How do they verify that a host can actually store all of the data?

Taek · on July 16, 2019

Ajedi32 is not correct.

Data is verified probabilistically on the Sia network. The blockchain has access to the Merkle root of the data that the host is supposed to be storing. The blockchain will request that the host provide a 64 byte segment of the data (chosen randomly) along with a Merkle proof that the data is part of the Merkle root.

If the host can provide the data and the proof, the host is rewarded as though they've demonstrated that they have all of the data.

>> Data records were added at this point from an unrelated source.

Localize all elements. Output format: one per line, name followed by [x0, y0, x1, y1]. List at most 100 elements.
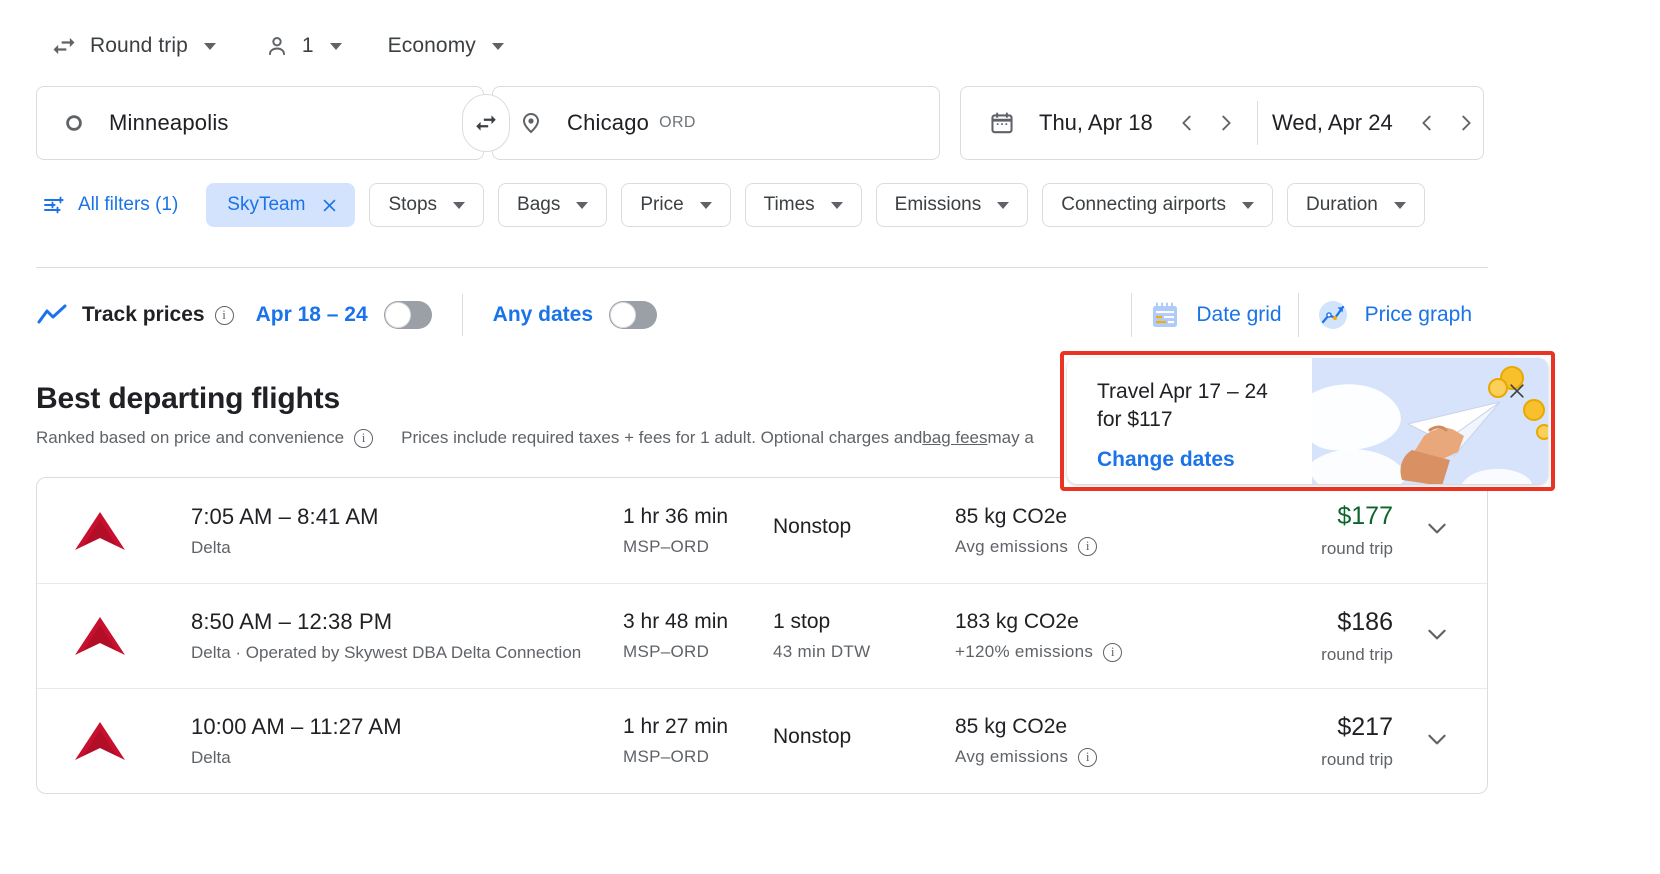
filter-chip-emissions[interactable]: Emissions: [875, 183, 1029, 227]
filter-chip-skyteam-label: SkyTeam: [227, 194, 306, 215]
return-next-day-button[interactable]: [1450, 106, 1483, 140]
filter-chip-times[interactable]: Times: [744, 183, 862, 227]
flight-price-note: round trip: [1321, 644, 1393, 664]
close-icon[interactable]: [1504, 378, 1530, 404]
filter-chip-emissions-label: Emissions: [894, 194, 982, 215]
filter-chip-price-label: Price: [640, 194, 684, 215]
paper-plane-coins-illustration: [1312, 358, 1548, 484]
page-title: Best departing flights: [36, 382, 340, 415]
info-icon[interactable]: i: [214, 305, 234, 325]
destination-value: Chicago: [567, 110, 650, 135]
date-grid-button[interactable]: Date grid: [1132, 298, 1297, 332]
ranked-note: Ranked based on price and convenience: [36, 428, 345, 447]
bag-fees-link[interactable]: bag fees: [922, 428, 987, 448]
cabin-class-selector[interactable]: Economy: [378, 28, 514, 64]
departure-prev-day-button[interactable]: [1171, 106, 1204, 140]
date-range-selector[interactable]: Thu, Apr 18 Wed, Apr 24: [960, 86, 1484, 160]
flight-duration: 1 hr 27 min: [623, 715, 729, 738]
info-icon[interactable]: i: [354, 428, 374, 448]
delta-logo-icon: [73, 718, 191, 764]
passengers-selector[interactable]: 1: [254, 27, 352, 65]
filter-chip-duration-label: Duration: [1306, 194, 1378, 215]
info-icon[interactable]: i: [1078, 747, 1098, 767]
flight-route: MSP–ORD: [623, 747, 710, 766]
info-icon[interactable]: i: [1103, 642, 1123, 662]
close-icon[interactable]: [321, 197, 338, 214]
track-date-range-label[interactable]: Apr 18 – 24: [256, 303, 368, 327]
change-dates-link[interactable]: Change dates: [1097, 448, 1268, 472]
flight-results-list: 7:05 AM – 8:41 AM Delta 1 hr 36 min MSP–…: [36, 477, 1488, 794]
view-links-row: Date grid Price graph: [1131, 293, 1488, 337]
trip-type-label: Round trip: [90, 34, 188, 57]
filter-chip-bags-label: Bags: [517, 194, 561, 215]
departure-next-day-button[interactable]: [1210, 106, 1243, 140]
promo-highlight-box: Travel Apr 17 – 24 for $117 Change dates: [1060, 351, 1555, 491]
chevron-down-icon: [1242, 201, 1255, 209]
google-flights-page: Round trip 1 Economy Minneapolis Chicago…: [0, 0, 1660, 874]
date-divider: [1257, 101, 1259, 145]
swap-places-button[interactable]: [462, 94, 510, 152]
filter-chip-stops-label: Stops: [388, 194, 438, 215]
info-icon[interactable]: i: [1078, 537, 1098, 556]
change-dates-promo[interactable]: Travel Apr 17 – 24 for $117 Change dates: [1067, 358, 1548, 484]
filter-chip-connecting-airports-label: Connecting airports: [1061, 194, 1227, 215]
filter-chip-price[interactable]: Price: [621, 183, 731, 227]
expand-flight-button[interactable]: [1411, 515, 1463, 546]
track-divider: [461, 294, 463, 336]
flight-stops-cell: 1 stop 43 min DTW: [773, 610, 955, 662]
any-dates-label[interactable]: Any dates: [493, 303, 593, 327]
toggle-knob: [610, 302, 637, 328]
flight-duration-cell: 3 hr 48 min MSP–ORD: [623, 610, 773, 662]
filter-chip-stops[interactable]: Stops: [369, 183, 485, 227]
expand-flight-button[interactable]: [1411, 621, 1463, 652]
flight-stops-cell: Nonstop: [773, 515, 955, 547]
table-row[interactable]: 8:50 AM – 12:38 PM Delta · Operated by S…: [37, 583, 1487, 688]
flight-stops-cell: Nonstop: [773, 725, 955, 757]
return-prev-day-button[interactable]: [1411, 106, 1444, 140]
filter-chip-bags[interactable]: Bags: [498, 183, 608, 227]
delta-logo-icon: [73, 613, 191, 659]
track-prices-label: Track prices: [82, 303, 205, 326]
chevron-down-icon: [491, 42, 504, 50]
chevron-down-icon: [830, 201, 843, 209]
all-filters-button[interactable]: All filters (1): [36, 187, 184, 223]
track-date-range-toggle[interactable]: [383, 301, 432, 329]
location-pin-icon: [519, 111, 543, 135]
date-grid-icon: [1148, 298, 1182, 332]
table-row[interactable]: 7:05 AM – 8:41 AM Delta 1 hr 36 min MSP–…: [37, 478, 1487, 583]
flight-emissions: 85 kg CO2e: [955, 715, 1068, 738]
filter-chips-row: All filters (1) SkyTeam Stops Bags Price…: [36, 182, 1425, 228]
flight-airline: Delta: [191, 537, 231, 557]
expand-flight-button[interactable]: [1411, 726, 1463, 757]
chevron-down-icon: [699, 201, 712, 209]
price-graph-button[interactable]: Price graph: [1299, 297, 1488, 333]
circle-origin-icon: [63, 112, 85, 134]
flight-time-cell: 10:00 AM – 11:27 AM Delta: [191, 714, 623, 768]
flight-emissions-note: Avg emissions: [955, 747, 1069, 766]
return-date-value: Wed, Apr 24: [1272, 110, 1393, 135]
table-row[interactable]: 10:00 AM – 11:27 AM Delta 1 hr 27 min MS…: [37, 688, 1487, 793]
chevron-down-icon: [329, 42, 342, 50]
filter-chip-connecting-airports[interactable]: Connecting airports: [1042, 183, 1274, 227]
filter-chip-duration[interactable]: Duration: [1287, 183, 1425, 227]
flight-duration-cell: 1 hr 27 min MSP–ORD: [623, 715, 773, 767]
all-filters-label: All filters (1): [78, 194, 179, 215]
any-dates-toggle[interactable]: [609, 301, 658, 329]
filter-chip-skyteam[interactable]: SkyTeam: [206, 183, 356, 227]
flight-emissions: 85 kg CO2e: [955, 504, 1068, 528]
cabin-class-label: Economy: [387, 34, 476, 57]
flight-time-cell: 8:50 AM – 12:38 PM Delta · Operated by S…: [191, 609, 623, 663]
calendar-icon: [989, 110, 1015, 136]
departure-date-value: Thu, Apr 18: [1039, 110, 1153, 135]
flight-duration: 1 hr 36 min: [623, 504, 729, 528]
toggle-knob: [384, 302, 411, 328]
flight-airline: Delta · Operated by Skywest DBA Delta Co…: [191, 643, 582, 662]
flight-airline: Delta: [191, 748, 231, 767]
flight-emissions-note: +120% emissions: [955, 642, 1094, 661]
origin-input[interactable]: Minneapolis: [36, 86, 484, 160]
flight-price-note: round trip: [1321, 539, 1393, 558]
destination-input[interactable]: Chicago ORD: [492, 86, 940, 160]
promo-line-1: Travel Apr 17 – 24: [1097, 380, 1268, 403]
flight-emissions-cell: 183 kg CO2e +120% emissions i: [955, 610, 1185, 662]
trip-type-selector[interactable]: Round trip: [40, 26, 226, 66]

If the host cannot provide those 64 bytes along with a proof, the host is punished as though they are not storing any of the data.

brokenmachine · on July 17, 2019

How often are they queried, and what percentage of the payment is the punishment?

A bad host could only store, say, 1/3 of the data that they say they are, and play the odds that they are storing the requested random chunk.

b_tterc_p · on July 17, 2019

How does punishment work? What stops one bad actor from agreeing to collect infinite data from a variety of sources and tanking both the trust and profitability of data hosts?

Also what about bandwidth constraints on the host end

Taek · on July 17, 2019

When a host agrees to accept data, they put up out-of-pocket money. This makes it expensive for a bad actor to accept an infinite amount of data, as each piece of data requires more collateral to be put forward by the host.

Before a renter creates a contract with a host, the renter will perform some measurements on the host and determine if the host is suitable. A renter in China will chose different hosts than a renter in the US, because the latencies and throughputs of each host will be different.

b_tterc_p · on July 17, 2019

Is there somewhere I can read about the punishments in more detail? E.g. how often the quizzes are, what the penalty is for getting it wrong / not being available for the answer?

Ajedi32 · on July 16, 2019

If I recall correctly, the client pre-computes hashes of random fragments of each file then "quizzes" the hosts on that information periodically. If they're not actually storing a copy of the data, they won't be able to compute the resulting hash. (I may be misremembering some of the details, but I believe that's how it works in principle.)

b_tterc_p · on July 19, 2019

What if the client lies about the pre computed hash quizzes?